Latest DOT Data Shows Flights Arrive Late 15 Percent of the Time

On-time performance of U.S. airlines improves from the previous month, but up a bit from a year ago, federal transportation agency says.

U.S. airlines are late 15 percent of the time, with behind-schedule arrivals up some from last year.

Published Tuesday by the U.S. Department of Transportation, the tally is based on the October performance of major carriers, who reported an on-time arrival rate of 84.8 percent.

The figure marks an improvement from the 83.6 percent reported the prior month, but down from the 85.5 percent on-time rate recorded in October 2016.

Virgin America was the worst offender in October, arriving late 26.7 percent of the time, followed by JetBlue Airways, with a late rate of 20.4 percent, and then Express Jet Airlines, at 19.4 percent.

Hawaiian Airlines claimed the highest on-time arrival rate in October, with its planes landing on schedule 89.5 percent of the time. Delta Airlines was next, at 89.4 percent, followed by Spirit Airlines, which arrived on time at a rate of 87.1 percent.

Carriers canceled 0.7 percent of scheduled domestic flights in October, below the 1 percent rate from the year-earlier period and the 3.3 percent rate seen in September, when hurricanes in Florida and Puerto Rico caused a spike in cancellations.

The weather was behind 27.42 percent of late flights in October, up from 23.65 percent in the year-ago month and down from 29.82 percent in September, according to the agency’s calculations.

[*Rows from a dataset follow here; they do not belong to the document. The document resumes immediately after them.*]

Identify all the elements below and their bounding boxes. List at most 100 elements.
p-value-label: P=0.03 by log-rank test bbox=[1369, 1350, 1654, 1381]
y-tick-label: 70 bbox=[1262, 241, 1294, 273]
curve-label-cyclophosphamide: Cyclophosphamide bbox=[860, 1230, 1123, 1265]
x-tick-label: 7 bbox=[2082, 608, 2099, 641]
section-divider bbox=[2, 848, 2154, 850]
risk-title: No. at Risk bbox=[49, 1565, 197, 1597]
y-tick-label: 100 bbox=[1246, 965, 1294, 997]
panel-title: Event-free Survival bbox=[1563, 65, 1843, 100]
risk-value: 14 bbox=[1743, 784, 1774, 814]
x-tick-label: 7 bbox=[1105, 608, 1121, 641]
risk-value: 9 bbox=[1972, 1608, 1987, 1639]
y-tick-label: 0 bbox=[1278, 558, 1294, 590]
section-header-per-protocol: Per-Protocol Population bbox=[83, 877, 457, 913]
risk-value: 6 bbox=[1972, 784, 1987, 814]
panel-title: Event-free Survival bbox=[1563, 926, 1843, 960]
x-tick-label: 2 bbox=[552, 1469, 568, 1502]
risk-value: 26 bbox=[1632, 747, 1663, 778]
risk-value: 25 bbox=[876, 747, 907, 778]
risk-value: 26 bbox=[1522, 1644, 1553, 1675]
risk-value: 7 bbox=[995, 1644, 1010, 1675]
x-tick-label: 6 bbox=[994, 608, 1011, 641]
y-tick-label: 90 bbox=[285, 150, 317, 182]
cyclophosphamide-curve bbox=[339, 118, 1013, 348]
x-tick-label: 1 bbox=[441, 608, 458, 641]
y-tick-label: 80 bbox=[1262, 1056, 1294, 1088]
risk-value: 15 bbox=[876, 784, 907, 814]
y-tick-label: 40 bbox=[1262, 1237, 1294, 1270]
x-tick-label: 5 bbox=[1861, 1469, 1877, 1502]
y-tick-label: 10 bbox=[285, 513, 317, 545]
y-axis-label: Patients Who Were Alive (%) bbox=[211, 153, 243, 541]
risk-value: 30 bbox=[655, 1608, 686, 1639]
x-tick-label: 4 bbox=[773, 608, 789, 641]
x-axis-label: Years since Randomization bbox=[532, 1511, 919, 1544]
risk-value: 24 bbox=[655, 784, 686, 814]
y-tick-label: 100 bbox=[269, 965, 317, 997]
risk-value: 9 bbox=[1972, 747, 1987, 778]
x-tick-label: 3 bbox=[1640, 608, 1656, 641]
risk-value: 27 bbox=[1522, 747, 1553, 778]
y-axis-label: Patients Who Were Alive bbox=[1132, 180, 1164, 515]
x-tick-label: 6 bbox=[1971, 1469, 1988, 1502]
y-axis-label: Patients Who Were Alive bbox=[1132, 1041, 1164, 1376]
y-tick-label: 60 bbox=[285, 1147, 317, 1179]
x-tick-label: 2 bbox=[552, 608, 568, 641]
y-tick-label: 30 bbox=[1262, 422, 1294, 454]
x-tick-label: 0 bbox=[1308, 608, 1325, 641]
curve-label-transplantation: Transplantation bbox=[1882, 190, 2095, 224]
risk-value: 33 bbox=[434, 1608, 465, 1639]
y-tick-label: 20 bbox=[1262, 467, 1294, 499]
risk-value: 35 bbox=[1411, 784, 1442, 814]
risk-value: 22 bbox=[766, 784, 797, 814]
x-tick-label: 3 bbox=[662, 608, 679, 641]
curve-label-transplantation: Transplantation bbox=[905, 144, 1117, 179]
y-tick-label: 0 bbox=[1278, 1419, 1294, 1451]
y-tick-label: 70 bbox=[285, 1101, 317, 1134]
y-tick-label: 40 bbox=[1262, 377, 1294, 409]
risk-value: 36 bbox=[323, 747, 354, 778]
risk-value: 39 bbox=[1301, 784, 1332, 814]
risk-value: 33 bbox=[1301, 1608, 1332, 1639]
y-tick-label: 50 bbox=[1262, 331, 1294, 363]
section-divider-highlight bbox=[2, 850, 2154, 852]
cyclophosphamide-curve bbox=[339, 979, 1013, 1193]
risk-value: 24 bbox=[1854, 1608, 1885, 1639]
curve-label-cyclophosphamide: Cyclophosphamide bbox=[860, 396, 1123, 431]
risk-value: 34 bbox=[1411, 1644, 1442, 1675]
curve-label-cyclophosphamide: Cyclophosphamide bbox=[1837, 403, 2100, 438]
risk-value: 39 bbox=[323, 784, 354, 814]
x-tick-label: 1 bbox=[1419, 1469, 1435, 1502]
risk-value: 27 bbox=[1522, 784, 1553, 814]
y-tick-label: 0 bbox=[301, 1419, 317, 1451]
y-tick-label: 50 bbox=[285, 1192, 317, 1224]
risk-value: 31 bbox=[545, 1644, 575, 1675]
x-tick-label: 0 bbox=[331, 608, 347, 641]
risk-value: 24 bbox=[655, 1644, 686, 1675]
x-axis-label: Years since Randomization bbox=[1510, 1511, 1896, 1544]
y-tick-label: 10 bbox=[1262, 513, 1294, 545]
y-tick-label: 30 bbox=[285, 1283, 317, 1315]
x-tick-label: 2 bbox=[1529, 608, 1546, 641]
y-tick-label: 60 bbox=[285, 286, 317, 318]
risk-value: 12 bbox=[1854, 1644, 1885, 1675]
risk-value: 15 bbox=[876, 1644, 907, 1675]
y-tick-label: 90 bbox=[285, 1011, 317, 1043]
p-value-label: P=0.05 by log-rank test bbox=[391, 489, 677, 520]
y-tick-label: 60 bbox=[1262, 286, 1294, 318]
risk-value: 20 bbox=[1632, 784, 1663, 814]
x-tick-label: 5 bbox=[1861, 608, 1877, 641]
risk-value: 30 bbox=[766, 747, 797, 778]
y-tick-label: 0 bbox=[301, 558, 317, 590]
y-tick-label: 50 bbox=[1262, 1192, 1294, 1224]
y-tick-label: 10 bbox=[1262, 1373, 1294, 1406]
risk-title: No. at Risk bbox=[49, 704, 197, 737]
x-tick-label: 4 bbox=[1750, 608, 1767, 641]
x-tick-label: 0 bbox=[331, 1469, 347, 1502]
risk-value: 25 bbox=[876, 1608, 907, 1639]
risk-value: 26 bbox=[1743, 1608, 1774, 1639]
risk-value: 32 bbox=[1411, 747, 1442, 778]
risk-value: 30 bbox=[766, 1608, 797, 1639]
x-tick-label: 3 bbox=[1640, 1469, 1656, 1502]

Of the 15.24 percent of delayed flights in October, 4.73 percent was due to aviation system delays, 5.15 percent by late-arriving aircraft, 4.23 percent by maintenance or crew troubles beyond the airline’s control, 0.24 percent was the result of extreme weather, and 0.04 percent were delayed for security reasons. Also, 0.69 percent of flights were canceled and 0.16 percent diverted.